Trump loomed over both elections, not by campaign design, but by voter recognition. He doesn’t have to speak. His silhouette is enough. When voters see a politician too eager to cosplay him — the cadence, the scapegoats, the media wars — they know what’s being attempted. And increasingly, they’re willing to shut it down.

But here’s the caution: this rejection only holds where the information ecosystem still functions. In Australia and Canada, public trust in institutions — while strained — hasn’t fully collapsed. Traditional media still matters. Electoral commissions still hold. Russia’s influence campaigns have been monitored and, in many cases, blocked. Voters still operate with some shared reality.

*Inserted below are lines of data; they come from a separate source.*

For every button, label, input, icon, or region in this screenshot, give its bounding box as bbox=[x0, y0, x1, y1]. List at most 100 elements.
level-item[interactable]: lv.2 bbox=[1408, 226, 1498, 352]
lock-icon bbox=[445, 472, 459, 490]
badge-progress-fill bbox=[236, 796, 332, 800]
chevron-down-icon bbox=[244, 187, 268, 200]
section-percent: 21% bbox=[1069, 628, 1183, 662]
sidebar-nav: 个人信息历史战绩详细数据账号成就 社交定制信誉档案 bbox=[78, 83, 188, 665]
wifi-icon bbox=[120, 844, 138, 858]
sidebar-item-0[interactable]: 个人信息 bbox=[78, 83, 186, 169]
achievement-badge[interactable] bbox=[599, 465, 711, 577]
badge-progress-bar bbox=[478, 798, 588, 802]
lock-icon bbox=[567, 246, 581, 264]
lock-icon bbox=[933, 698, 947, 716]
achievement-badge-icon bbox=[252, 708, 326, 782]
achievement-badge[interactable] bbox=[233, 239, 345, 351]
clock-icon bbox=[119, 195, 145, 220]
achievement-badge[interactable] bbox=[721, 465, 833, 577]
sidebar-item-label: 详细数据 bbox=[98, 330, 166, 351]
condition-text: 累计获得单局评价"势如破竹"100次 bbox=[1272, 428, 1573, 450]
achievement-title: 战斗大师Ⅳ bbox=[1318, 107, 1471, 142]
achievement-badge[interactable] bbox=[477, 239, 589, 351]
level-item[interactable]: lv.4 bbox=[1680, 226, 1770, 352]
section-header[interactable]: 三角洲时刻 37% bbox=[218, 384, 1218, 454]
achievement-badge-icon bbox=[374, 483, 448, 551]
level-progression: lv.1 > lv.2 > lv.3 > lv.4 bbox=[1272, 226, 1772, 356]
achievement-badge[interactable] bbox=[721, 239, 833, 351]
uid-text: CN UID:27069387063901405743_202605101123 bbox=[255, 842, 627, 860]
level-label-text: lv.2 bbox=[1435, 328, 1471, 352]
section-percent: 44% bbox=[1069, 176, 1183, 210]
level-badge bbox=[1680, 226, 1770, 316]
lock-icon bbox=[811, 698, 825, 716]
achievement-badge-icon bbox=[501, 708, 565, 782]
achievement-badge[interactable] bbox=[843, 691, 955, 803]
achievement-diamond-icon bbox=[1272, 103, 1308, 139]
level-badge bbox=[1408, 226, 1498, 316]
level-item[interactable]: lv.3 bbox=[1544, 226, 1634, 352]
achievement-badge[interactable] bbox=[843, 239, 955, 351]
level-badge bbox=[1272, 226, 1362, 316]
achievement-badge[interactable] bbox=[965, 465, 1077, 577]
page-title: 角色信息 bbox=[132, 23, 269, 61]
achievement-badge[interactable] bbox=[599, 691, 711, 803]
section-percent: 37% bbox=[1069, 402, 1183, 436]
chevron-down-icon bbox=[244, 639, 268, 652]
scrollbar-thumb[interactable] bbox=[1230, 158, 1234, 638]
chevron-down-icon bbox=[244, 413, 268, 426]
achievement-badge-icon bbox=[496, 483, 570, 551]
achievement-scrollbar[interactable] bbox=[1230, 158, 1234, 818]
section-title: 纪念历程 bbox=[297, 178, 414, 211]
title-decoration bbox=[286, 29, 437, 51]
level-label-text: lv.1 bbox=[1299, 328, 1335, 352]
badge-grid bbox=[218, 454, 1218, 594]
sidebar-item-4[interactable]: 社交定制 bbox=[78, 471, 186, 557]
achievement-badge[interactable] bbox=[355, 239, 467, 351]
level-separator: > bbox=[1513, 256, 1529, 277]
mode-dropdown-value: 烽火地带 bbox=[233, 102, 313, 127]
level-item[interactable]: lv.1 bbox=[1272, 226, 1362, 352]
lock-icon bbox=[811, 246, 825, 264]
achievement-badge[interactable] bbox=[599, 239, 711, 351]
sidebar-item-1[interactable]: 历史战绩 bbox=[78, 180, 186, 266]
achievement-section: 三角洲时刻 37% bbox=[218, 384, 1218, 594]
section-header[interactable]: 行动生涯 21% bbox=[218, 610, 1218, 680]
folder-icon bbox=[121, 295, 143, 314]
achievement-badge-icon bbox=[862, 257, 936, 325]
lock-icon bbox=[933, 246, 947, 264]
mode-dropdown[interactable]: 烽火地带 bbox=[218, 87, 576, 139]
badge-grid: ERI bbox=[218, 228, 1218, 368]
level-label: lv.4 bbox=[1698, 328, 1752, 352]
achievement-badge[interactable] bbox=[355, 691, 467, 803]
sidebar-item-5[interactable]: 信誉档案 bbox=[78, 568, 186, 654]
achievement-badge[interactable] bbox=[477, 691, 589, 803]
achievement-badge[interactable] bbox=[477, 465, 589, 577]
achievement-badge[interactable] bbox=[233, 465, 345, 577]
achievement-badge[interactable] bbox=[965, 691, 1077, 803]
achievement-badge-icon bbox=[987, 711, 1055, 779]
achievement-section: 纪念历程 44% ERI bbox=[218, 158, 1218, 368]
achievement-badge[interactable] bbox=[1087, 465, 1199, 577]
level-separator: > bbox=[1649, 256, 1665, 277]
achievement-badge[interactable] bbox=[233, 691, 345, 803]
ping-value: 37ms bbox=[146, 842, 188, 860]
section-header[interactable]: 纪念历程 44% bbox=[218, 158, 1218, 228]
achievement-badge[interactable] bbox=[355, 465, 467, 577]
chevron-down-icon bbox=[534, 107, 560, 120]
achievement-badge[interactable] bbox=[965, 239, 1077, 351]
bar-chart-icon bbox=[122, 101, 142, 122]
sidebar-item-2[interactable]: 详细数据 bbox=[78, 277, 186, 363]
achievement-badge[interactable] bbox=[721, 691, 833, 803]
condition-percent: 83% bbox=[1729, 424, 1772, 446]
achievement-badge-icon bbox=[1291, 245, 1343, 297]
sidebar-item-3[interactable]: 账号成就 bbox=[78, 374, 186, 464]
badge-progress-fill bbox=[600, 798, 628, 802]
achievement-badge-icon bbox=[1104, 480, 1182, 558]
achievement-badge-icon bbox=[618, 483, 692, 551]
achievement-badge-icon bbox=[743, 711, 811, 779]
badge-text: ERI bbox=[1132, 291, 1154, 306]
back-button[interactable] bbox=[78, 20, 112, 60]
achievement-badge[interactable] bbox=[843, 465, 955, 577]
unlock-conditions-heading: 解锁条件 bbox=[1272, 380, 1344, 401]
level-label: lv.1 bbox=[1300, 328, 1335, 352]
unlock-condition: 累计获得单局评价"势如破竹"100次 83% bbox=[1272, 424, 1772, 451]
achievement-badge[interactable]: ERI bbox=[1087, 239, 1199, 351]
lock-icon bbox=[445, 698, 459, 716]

That’s not the case everywhere. In France, the far right is no longer fringe — it’s a real contender for power. In Germany, the AfD is gaining despite carrying the unmistakable feel of extremism — in tone, in posture, in the stories it tells about the nation. And in Romania, the presidential runoff is now set to feature a hard-right nationalist candidate.

The throughline? The global informational fabric is fraying. Russian influence operations are still active. Social media is saturated. And the line between policy and paranoia is steadily dissolving. When that happens, MAGA doesn’t need to win. It just needs to spread. And once it infects the operating system of a democracy — once facts are optional and emotional warfare is normalized — elections stop being about choice.

They become stress tests.

Australia and Canada, for now, passed theirs. They reminded the world that authenticity still matters, that rage politics with a foreign costume still triggers immune responses, and that the public will still reward calm if it smells real.

But this is not a victory lap. It’s a warning with a short fuse. Because MAGA isn’t just a political brand. It’s an export virus. And the only countries that can resist it are the ones where the truth still stands a chance.

Never before in the history of mankind has a single vote carried so much weight. It matters more than you think it does. It’s not just a civic act — it’s your power. Your voice. Your line of defense.